Stetson University alumna Sarah Caudill, Ph.D., who was a member of the team that had the first direct detection of gravitational waves, will return to campus on Monday, April 16, to present “When Neutron Stars Collide: Cosmic Messages from GW170817.”

During this talk, Caudill will explain how gravitational signals allow us to test the fundamental physics of our universe including the speed of light, the nature of extreme matter and gravity, and the origin of the heavy elements. Caudill’s lecture is free and open to the public and will begin at 7:30 p.m. in Rinker Auditorium, in the Lynn Business Center, 345 N. Woodland Blvd., in DeLand.

On Aug. 17, 2017, at 8:41 a.m. EDT, a gravitational-wave signal named GW170817 passed by Earth. This signal was different from others previously detected. Nearly 130 million years ago, two neutron stars collided and sent out a gravitational-wave ripple across the universe. Unlike the previous signals from black holes, this neutron star signal was accompanied by quite a light show, including gamma-rays, optical light, radio waves and x-rays. According to scientists, detection of a gravitational wave in 2015 helped to prove Einstein’s theory of relativity.

Now, Caudill is a gravitational-wave scientist at Nikhef, the Dutch Institute for Subatomic Physics, where she analyzes data from the Laser Interferometer Gravitational-wave Observatory (LIGO) and the Virgo detector. She is a research and development lead scientist for searches for gravitational waves from compact binary coalescences, the hallmark search for advanced LIGO and advanced Virgo. Sarah guided detection pipeline development that led to the 2017 Nobel Prize for Physics-winning discoveries of gravitational waves from binary black holes.
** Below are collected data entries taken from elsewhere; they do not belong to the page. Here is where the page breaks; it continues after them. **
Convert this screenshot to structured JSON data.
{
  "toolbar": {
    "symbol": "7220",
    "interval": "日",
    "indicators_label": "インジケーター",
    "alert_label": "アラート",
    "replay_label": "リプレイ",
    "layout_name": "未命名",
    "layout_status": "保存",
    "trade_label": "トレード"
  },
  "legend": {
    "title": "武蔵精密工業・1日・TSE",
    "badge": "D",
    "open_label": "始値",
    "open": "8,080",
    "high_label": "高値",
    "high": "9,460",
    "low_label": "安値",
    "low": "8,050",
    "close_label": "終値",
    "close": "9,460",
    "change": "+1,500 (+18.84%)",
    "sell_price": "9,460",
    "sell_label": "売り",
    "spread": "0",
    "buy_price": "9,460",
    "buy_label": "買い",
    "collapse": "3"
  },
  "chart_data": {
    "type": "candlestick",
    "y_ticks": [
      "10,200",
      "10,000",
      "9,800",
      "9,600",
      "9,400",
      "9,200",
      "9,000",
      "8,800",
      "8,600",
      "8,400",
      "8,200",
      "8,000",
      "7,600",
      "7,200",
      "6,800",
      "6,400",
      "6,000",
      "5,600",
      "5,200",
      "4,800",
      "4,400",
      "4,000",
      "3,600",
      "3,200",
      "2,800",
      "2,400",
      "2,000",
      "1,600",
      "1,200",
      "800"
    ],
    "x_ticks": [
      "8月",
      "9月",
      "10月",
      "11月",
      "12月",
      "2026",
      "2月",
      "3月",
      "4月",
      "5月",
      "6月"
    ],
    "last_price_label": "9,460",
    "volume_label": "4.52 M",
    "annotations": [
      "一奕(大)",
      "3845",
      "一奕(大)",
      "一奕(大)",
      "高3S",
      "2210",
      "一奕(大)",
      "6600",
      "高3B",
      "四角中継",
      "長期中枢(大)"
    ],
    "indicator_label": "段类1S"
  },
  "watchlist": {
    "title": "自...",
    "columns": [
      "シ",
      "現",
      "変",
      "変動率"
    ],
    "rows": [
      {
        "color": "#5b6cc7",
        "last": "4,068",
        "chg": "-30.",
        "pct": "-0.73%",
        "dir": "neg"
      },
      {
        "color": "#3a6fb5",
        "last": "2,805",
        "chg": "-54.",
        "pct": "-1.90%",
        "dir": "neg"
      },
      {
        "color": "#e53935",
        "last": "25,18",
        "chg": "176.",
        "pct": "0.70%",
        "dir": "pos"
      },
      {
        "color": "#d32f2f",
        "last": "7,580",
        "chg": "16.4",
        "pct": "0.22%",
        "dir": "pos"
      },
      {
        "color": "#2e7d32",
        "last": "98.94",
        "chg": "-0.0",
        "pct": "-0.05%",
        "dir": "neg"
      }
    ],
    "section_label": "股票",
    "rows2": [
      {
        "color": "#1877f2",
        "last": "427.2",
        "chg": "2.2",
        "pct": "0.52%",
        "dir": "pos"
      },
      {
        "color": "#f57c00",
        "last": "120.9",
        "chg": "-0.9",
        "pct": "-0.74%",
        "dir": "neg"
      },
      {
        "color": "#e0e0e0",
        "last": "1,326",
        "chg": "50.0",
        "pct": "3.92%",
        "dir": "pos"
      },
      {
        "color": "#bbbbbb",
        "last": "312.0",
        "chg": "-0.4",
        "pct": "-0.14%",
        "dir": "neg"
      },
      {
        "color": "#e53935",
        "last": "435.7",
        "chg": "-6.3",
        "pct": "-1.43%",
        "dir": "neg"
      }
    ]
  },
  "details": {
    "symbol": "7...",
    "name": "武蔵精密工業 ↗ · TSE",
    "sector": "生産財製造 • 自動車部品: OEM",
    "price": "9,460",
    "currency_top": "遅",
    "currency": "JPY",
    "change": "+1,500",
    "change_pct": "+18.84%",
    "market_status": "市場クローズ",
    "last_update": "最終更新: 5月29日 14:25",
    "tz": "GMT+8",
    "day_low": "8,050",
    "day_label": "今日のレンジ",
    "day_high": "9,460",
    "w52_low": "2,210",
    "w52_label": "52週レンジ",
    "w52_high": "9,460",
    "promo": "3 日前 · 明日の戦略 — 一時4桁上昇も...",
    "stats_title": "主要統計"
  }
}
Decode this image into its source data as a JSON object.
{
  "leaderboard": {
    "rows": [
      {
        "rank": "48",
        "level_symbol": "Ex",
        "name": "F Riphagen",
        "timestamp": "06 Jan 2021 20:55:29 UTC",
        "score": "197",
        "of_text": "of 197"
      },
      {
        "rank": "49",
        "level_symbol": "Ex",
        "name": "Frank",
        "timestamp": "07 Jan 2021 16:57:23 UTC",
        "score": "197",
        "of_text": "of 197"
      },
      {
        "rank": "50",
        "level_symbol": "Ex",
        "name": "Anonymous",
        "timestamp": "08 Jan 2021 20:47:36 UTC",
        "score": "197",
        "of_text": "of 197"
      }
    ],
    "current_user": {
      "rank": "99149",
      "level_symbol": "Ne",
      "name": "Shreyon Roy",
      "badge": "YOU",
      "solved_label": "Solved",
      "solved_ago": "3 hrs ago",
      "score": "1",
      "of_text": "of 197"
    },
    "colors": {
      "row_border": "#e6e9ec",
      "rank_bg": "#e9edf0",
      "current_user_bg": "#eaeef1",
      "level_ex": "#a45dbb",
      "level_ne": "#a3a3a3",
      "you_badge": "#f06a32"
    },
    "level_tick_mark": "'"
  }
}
She has been a member of the gravitational-wave community for 12 years. While earning a bachelor’s degree in physics from Stetson University in 2006, she worked as a research assistant at the California Institute of Technology’s LIGO laboratory. She earned a Ph.D. in physics from Louisiana State University under the guidance of Gabriela Gonzalez, Ph.D., for her work on detection pipelines for ringdown gravitational waves using machine learning classification. For the last five years, she was a postdoctoral researcher at the Center for Gravitation, Cosmology and Astrophysics at the University of Wisconsin-Milwaukee where she joined the GstLAL search team, the first matched-filter-based pipeline to discover a gravitational wave in low-latency. She has co-authored dozens of publications as a member of the LIGO and Virgo Scientific Collaborations.

 

2018 Stetson Showcase – April 17, 2018

Caudill will also present the keynote address at the Stetson Showcase banquet the evening of April 17. During this annual event, which is free and open to the public, undergraduate students share their research through presentations, posters, music and theater performances. Student projects cover a diverse range of topics across many academic disciplines. For example, from the School of Business Administration there will be four, one-hour sessions each focusing on a key area: entrepreneurship and family enterprise, ethics, sales, and finance and accounting. Each session will contain four presentations, all taking place in the Rinker Auditorium.